I know that there have been times people have disagreed with what I've said from the pulpit. But, I believe I had the right to share my beliefs; that's what preachers do.
I have heard my wife say so many times over the years, "You shouldn't have said that from the pulpit." She may have disagreed with what I said, but I did have the right to say it. (Even though my response to her may have been a humbled, but not quite contrite, "Yes, dear!")
On the cover of the August issue of the conservative newsmagazine NewsMax appears this headline for the cover story, "Hollywood's Most Obnoxious: 16 Stars Who Drive America Mad." The story talks about the outspoken Hollywood elitists such as Barbra Streisand, Harry Belafonte, Danny Glover, Michael Moore, TIm Robbins and Susan Sarandon, and others, all of whom are far-left-leaning in their political views.
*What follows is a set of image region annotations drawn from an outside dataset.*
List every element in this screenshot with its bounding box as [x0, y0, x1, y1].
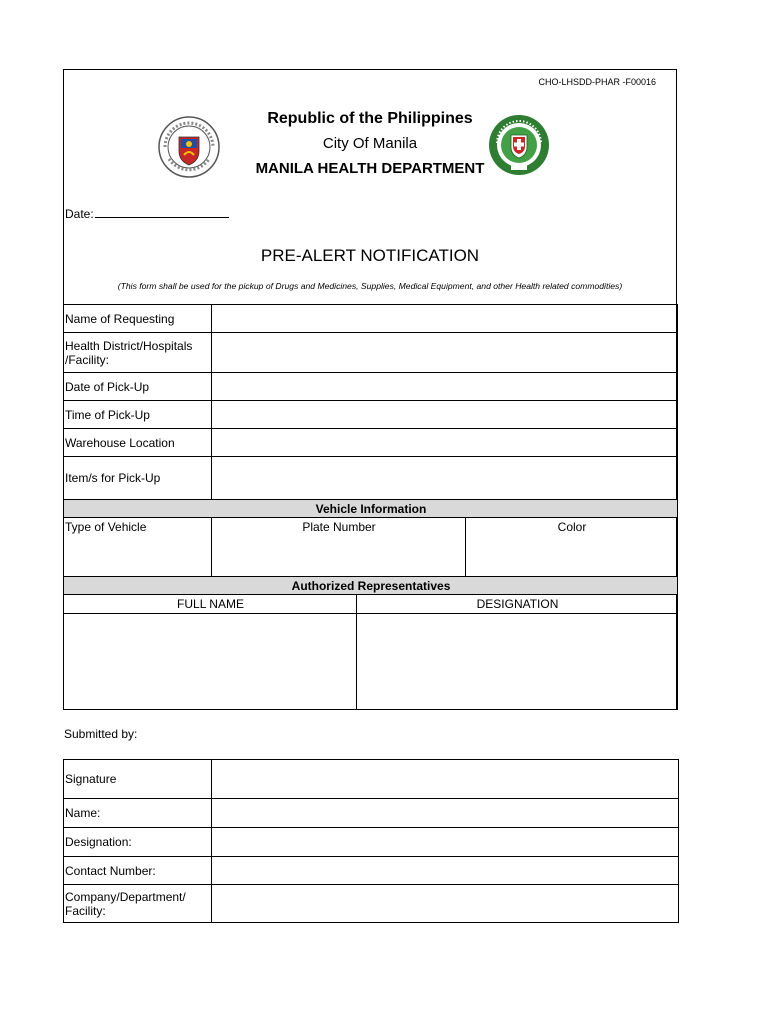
- value-time-of-pickup[interactable]: [212, 401, 678, 429]
- label-contact-number: Contact Number:: [64, 857, 212, 885]
- label-name: Name:: [64, 799, 212, 828]
- label-plate-number[interactable]: Plate Number: [212, 518, 466, 577]
- label-full-name: FULL NAME: [64, 595, 357, 614]
- value-date-of-pickup[interactable]: [212, 373, 678, 401]
- header-city: City Of Manila: [322, 135, 418, 152]
- authorized-representatives-heading: Authorized Representatives: [64, 577, 678, 595]
- health-department-seal-icon: [487, 113, 551, 177]
- label-designation: DESIGNATION: [357, 595, 678, 614]
- label-warehouse-location: Warehouse Location: [64, 429, 212, 457]
- value-name[interactable]: [212, 799, 679, 828]
- label-time-of-pickup: Time of Pick-Up: [64, 401, 212, 429]
- value-warehouse-location[interactable]: [212, 429, 678, 457]
- date-label: Date:: [65, 207, 94, 221]
- label-items-for-pickup: Item/s for Pick-Up: [64, 457, 212, 500]
- vehicle-information-heading: Vehicle Information: [64, 500, 678, 518]
- label-submitter-designation: Designation:: [64, 828, 212, 857]
- value-company[interactable]: [212, 885, 679, 923]
- value-name-of-requesting[interactable]: [212, 305, 678, 333]
- value-contact-number[interactable]: [212, 857, 679, 885]
- value-submitter-designation[interactable]: [212, 828, 679, 857]
- date-field[interactable]: [65, 206, 229, 221]
- label-signature: Signature: [64, 760, 212, 799]
- form-code: CHO-LHSDD-PHAR -F00016: [538, 77, 656, 87]
- label-type-of-vehicle[interactable]: Type of Vehicle: [64, 518, 212, 577]
- value-full-name[interactable]: [64, 614, 357, 710]
- value-health-district[interactable]: [212, 333, 678, 373]
- value-items-for-pickup[interactable]: [212, 457, 678, 500]
- label-company: Company/Department/ Facility:: [64, 885, 212, 923]
- submitted-by-label: Submitted by:: [64, 727, 138, 741]
- date-line[interactable]: [95, 206, 229, 218]
- form-sheet: [63, 69, 677, 710]
- value-signature[interactable]: [212, 760, 679, 799]
- label-name-of-requesting: Name of Requesting: [64, 305, 212, 333]
- label-health-district: Health District/Hospitals /Facility:: [64, 333, 212, 373]
- value-designation[interactable]: [357, 614, 678, 710]
- form-note: (This form shall be used for the pickup of Drugs and Medicines, Supplies, Medical Equipment, and other Health related commodities): [117, 281, 623, 291]
- request-table: [63, 304, 678, 710]
- label-date-of-pickup: Date of Pick-Up: [64, 373, 212, 401]
- header-republic: Republic of the Philippines: [267, 110, 473, 127]
- label-color[interactable]: Color: [466, 518, 678, 577]
- submitter-table: [63, 759, 679, 923]
- form-title: PRE-ALERT NOTIFICATION: [260, 246, 480, 265]
- header-department: MANILA HEALTH DEPARTMENT: [255, 160, 485, 177]
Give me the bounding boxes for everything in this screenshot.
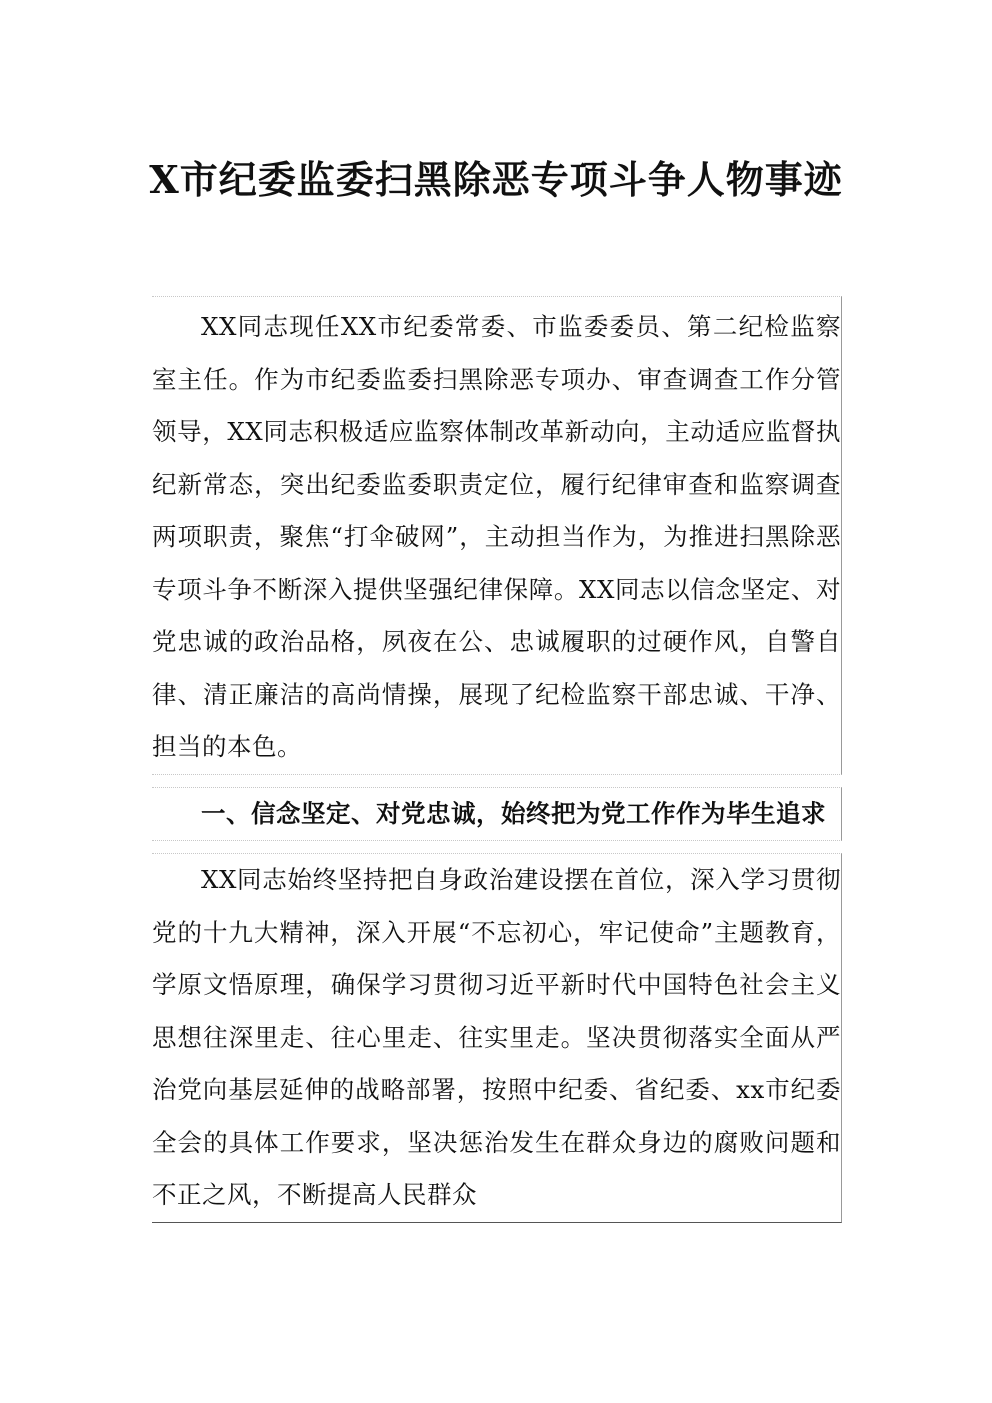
intro-paragraph: XX同志现任XX市纪委常委、市监委委员、第二纪检监察室主任。作为市纪委监委扫黑除恶专项办、审查调查工作分管领导，XX同志积极适应监察体制改革新动向，主动适应监督执纪新常态，突出纪委监委职责定位，履行纪律审查和监察调查两项职责，聚焦“打伞破网”，主动担当作为，为推进扫黑除恶专项斗争不断深入提供坚强纪律保障。XX同志以信念坚定、对党忠诚的政治品格，夙夜在公、忠诚履职的过硬作风，自警自律、清正廉洁的高尚情操，展现了纪检监察干部忠诚、干净、担当的本色。 xyxy=(152,296,842,775)
section-heading-1: 一、信念坚定、对党忠诚，始终把为党工作作为毕生追求 xyxy=(152,787,842,842)
section-1-paragraph: XX同志始终坚持把自身政治建设摆在首位，深入学习贯彻党的十九大精神，深入开展“不忘初心，牢记使命”主题教育，学原文悟原理，确保学习贯彻习近平新时代中国特色社会主义思想往深里走、往心里走、往实里走。坚决贯彻落实全面从严治党向基层延伸的战略部署，按照中纪委、省纪委、xx市纪委全会的具体工作要求，坚决惩治发生在群众身边的腐败问题和不正之风，不断提高人民群众 xyxy=(152,853,842,1223)
document-body xyxy=(152,296,842,1235)
document-title: X市纪委监委扫黑除恶专项斗争人物事迹 xyxy=(149,157,843,202)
To most conservatives, the views these people espouse are as grating as fingernails scraped across a chalkboard. I don't agree with much of what they say, but I still believe they have the right to say it. But, I want them to let me say what I believe without shooting me down.
The problem so many people have who stand on their First Amendment rights is they demand their views be heard, but they act like no opposing view should be tolerated.
There are several sides to the Gay Rights issue, several sides to the abortion issue, and several sides to so many other issues, and one side believes they have the right to be heard, just like the other side does. Isn't that the American way?
I have never lived in another country, and haven't traveled to another country that wasn't attached to ours. But, I have a feeling that I couldn't enjoy many of the freedoms we as Americans have if I lived in many places in the world.
I like Johnny Depp as a pirate, but I don't like his remarks like, "America is dumb," or "I'm afraid American culture is a disaster." I may not like what he says, but I believe he has the right to say it.
I grew up on the plains of North Dakota, so I like the Dixie Chicks' song about "Wide Open Spaces." I have not one iota of a soft-spot in my heart for a spouse abuser, so I agree with the sentiment of "Good-bye Earl." But, being the preacher I am, I'm not fond of anyone taking a ride on a "Sin Wagon."
You may not agree with what I have to say in this column, but you know what? I have the right to say it.